CVMar 29, 2021

Monocular 3D Vehicle Detection Using Uncalibrated Traffic Cameras through Homography

arXiv:2103.15293v232 citations
AI Analysis

This addresses the problem of 3D vehicle detection for traffic monitoring systems, offering an incremental improvement by adapting existing methods to uncalibrated cameras.

The paper tackles monocular 3D vehicle detection from uncalibrated traffic cameras by using homography estimation and a dual-view network with tailed rotated bounding boxes, achieving generalization to new camera setups without training on them.
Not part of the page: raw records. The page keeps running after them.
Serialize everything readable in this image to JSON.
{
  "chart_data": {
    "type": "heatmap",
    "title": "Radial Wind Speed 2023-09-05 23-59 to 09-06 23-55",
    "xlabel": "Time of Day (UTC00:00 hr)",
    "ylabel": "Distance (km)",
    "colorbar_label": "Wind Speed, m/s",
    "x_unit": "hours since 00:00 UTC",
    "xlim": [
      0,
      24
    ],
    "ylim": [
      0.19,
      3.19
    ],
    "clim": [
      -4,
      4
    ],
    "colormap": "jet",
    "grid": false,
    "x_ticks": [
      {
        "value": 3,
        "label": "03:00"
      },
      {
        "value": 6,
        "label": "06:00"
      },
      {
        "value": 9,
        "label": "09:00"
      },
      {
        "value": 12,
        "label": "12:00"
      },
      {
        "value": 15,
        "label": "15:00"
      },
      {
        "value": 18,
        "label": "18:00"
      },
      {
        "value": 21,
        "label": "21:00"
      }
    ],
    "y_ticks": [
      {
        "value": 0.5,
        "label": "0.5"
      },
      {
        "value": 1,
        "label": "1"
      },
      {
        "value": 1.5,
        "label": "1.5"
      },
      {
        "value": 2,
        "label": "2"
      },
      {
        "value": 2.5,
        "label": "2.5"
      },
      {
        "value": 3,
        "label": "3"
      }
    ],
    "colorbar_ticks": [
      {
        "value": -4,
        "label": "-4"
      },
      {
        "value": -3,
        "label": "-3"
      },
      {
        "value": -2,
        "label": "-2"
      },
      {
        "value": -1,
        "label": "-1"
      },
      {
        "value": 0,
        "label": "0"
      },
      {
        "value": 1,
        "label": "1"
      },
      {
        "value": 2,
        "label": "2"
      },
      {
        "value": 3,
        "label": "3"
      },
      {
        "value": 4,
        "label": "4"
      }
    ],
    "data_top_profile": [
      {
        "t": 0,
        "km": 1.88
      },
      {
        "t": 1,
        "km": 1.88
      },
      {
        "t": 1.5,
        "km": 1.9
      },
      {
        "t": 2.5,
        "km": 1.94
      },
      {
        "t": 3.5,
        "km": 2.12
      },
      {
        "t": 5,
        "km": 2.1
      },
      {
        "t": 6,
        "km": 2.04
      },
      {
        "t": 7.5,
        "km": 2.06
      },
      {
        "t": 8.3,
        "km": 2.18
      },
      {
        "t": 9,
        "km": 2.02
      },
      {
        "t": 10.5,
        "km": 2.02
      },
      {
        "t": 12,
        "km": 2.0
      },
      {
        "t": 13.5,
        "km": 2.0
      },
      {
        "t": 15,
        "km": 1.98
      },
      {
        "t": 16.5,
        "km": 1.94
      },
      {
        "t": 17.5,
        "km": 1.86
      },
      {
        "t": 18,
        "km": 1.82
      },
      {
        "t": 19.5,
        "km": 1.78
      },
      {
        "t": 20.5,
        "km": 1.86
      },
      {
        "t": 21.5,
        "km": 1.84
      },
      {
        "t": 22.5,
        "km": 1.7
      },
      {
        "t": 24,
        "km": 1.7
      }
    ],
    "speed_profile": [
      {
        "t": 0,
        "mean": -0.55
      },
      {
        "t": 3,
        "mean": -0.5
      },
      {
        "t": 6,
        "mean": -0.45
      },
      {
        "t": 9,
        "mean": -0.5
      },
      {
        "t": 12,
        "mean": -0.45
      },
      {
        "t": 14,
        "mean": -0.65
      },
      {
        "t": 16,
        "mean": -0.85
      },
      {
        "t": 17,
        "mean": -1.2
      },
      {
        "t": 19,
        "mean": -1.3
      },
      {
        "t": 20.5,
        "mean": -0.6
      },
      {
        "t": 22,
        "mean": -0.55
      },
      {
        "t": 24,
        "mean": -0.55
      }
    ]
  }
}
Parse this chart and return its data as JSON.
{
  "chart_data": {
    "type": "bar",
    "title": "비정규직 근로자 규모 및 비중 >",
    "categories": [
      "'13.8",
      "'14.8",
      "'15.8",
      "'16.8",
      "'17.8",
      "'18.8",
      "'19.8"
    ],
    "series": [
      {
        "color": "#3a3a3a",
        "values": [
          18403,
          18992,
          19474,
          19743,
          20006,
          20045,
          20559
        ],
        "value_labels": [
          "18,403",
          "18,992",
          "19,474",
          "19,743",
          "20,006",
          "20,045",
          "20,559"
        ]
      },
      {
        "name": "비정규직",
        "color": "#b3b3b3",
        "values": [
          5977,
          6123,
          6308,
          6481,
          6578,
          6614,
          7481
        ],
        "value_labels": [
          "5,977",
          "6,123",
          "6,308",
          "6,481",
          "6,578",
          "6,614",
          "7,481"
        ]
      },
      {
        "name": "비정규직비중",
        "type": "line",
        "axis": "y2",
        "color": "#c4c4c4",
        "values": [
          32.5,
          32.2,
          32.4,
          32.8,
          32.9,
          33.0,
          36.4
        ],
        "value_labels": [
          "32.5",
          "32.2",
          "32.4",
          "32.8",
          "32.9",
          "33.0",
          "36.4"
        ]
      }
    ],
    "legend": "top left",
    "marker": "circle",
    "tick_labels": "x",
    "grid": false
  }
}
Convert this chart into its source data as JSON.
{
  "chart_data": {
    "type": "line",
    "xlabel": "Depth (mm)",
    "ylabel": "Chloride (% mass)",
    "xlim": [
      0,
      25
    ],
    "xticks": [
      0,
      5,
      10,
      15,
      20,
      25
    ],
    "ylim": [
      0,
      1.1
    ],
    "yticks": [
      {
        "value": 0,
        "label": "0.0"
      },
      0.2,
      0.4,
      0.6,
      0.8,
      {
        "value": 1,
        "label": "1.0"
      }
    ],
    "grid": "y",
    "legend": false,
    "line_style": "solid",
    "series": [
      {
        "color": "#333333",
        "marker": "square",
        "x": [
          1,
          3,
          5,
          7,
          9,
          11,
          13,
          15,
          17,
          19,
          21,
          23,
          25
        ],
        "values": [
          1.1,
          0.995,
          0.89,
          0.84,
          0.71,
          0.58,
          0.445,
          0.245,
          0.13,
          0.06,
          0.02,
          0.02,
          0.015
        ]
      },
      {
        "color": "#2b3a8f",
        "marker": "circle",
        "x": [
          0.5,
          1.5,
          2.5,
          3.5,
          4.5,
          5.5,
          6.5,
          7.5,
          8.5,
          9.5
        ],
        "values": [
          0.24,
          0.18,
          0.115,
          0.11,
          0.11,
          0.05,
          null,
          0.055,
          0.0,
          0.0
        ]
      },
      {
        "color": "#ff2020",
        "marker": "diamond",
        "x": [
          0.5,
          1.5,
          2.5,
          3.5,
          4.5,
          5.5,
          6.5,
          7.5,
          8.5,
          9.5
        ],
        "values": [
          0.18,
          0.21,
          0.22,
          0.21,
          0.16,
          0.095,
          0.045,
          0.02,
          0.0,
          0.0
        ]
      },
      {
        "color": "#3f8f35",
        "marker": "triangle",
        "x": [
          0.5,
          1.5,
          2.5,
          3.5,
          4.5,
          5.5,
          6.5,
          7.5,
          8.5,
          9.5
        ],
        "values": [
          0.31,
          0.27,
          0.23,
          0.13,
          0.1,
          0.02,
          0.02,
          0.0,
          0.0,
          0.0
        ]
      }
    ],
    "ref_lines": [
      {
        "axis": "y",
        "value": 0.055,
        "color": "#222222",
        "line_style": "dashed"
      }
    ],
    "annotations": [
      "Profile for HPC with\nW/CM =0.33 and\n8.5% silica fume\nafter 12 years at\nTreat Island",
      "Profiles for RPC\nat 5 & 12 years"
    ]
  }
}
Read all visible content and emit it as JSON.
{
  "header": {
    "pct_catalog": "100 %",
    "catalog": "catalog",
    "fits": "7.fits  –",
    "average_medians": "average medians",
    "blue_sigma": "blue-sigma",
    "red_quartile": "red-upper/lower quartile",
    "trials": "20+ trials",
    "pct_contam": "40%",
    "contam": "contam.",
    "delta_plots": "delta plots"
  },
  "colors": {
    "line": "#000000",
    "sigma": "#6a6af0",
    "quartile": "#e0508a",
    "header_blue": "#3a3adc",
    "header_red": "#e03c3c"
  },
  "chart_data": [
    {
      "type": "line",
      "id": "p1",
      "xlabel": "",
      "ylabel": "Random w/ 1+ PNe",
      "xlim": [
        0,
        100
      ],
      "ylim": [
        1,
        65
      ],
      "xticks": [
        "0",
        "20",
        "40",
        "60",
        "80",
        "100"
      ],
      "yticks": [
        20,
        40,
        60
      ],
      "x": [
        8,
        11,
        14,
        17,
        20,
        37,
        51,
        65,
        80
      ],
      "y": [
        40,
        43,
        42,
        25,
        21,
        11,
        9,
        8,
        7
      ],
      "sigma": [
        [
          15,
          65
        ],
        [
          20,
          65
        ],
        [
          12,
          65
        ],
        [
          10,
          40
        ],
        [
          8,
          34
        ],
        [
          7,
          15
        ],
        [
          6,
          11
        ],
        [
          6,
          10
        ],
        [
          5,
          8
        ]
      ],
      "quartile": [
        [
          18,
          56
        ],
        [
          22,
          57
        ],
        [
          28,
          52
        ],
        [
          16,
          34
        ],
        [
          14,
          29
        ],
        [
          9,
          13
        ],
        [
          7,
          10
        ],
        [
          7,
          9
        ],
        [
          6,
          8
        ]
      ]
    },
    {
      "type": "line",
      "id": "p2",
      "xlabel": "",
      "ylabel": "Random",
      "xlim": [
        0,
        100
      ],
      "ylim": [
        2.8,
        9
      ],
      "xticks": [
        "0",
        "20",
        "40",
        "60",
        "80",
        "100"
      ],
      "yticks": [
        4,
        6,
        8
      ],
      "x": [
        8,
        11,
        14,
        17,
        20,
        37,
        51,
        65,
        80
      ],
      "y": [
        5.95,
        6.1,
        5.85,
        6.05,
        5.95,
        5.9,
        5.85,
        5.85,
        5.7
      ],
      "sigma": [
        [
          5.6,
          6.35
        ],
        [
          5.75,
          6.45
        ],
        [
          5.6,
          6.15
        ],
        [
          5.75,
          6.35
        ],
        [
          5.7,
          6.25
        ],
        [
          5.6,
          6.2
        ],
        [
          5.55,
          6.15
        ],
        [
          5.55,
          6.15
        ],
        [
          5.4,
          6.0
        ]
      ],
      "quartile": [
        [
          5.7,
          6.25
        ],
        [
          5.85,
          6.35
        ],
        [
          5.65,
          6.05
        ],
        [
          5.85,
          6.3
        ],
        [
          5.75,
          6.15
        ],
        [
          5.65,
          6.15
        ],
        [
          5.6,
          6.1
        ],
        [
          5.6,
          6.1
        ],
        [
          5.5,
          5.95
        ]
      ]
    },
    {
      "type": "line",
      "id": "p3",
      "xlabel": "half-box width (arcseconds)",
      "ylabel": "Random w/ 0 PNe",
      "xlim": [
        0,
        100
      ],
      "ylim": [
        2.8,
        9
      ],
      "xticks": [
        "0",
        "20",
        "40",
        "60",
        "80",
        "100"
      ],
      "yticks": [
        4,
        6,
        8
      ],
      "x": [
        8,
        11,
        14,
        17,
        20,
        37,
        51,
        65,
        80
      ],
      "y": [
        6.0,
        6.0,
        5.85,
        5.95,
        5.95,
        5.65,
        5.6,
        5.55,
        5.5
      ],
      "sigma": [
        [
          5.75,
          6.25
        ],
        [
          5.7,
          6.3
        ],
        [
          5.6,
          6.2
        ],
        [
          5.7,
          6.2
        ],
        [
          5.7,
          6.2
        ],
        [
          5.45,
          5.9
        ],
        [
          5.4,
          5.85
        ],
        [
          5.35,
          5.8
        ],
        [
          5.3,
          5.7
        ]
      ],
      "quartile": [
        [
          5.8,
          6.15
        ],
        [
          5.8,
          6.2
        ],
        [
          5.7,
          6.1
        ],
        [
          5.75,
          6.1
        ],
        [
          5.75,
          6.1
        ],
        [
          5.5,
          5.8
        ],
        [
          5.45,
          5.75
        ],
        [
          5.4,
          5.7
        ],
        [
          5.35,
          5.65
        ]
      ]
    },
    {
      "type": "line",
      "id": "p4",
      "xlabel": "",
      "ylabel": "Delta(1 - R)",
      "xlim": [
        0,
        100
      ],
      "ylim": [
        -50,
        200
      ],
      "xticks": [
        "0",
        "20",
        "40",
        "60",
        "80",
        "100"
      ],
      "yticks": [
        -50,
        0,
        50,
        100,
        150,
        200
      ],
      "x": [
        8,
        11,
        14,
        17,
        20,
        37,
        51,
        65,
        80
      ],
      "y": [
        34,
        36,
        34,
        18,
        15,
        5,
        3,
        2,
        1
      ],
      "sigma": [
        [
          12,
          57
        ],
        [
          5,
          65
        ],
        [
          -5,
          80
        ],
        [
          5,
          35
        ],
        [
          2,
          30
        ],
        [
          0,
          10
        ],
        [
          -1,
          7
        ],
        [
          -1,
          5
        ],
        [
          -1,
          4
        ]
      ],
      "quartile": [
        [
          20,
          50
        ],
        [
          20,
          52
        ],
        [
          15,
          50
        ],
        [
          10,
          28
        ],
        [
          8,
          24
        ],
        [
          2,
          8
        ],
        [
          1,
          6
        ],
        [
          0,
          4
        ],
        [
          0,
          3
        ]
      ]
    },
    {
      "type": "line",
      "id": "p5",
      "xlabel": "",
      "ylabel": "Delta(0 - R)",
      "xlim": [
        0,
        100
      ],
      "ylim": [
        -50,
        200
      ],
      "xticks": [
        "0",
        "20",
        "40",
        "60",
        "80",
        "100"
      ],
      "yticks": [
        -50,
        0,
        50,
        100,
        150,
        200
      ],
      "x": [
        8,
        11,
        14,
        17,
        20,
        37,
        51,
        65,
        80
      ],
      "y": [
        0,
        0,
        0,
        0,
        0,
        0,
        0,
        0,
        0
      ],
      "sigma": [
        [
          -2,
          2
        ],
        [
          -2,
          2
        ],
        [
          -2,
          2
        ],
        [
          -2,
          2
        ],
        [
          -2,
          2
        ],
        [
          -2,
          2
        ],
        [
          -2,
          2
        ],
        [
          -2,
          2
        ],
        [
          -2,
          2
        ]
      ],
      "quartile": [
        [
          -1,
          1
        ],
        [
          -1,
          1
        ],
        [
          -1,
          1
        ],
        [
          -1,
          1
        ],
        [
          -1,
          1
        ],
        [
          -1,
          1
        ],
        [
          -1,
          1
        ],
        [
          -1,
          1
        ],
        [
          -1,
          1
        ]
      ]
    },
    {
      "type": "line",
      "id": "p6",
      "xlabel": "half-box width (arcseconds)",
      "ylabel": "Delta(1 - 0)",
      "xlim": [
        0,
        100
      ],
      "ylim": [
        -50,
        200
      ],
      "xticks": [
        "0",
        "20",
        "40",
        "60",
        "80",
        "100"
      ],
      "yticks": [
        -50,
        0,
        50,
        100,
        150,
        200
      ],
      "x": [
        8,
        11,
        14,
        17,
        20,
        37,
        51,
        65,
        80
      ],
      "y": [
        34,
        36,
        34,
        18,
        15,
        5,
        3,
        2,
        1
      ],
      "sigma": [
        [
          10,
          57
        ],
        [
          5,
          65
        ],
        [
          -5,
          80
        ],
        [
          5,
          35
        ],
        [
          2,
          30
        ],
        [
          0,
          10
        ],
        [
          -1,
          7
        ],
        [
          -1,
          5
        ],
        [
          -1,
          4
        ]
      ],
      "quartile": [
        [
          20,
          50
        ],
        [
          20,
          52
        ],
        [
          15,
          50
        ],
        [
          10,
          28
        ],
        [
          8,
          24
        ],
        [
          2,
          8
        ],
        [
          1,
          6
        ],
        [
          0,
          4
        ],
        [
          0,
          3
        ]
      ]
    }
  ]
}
This paper proposes a method to extract the position and pose of vehicles in the 3D world from a single traffic camera. Most previous monocular 3D vehicle detection algorithms focused on cameras on vehicles from the perspective of a driver, and assumed known intrinsic and extrinsic calibration. On the contrary, this paper focuses on the same task using uncalibrated monocular traffic cameras. We observe that the homography between the road plane and the image plane is essential to 3D vehicle detection and the data synthesis for this task, and the homography can be estimated without the camera intrinsics and extrinsics. We conduct 3D vehicle detection by estimating the rotated bounding boxes (r-boxes) in the bird's eye view (BEV) images generated from inverse perspective mapping. We propose a new regression target called tailed r-box and a dual-view network architecture which boosts the detection accuracy on warped BEV images. Experiments show that the proposed method can generalize to new camera and environment setups despite not seeing imaged from them during training.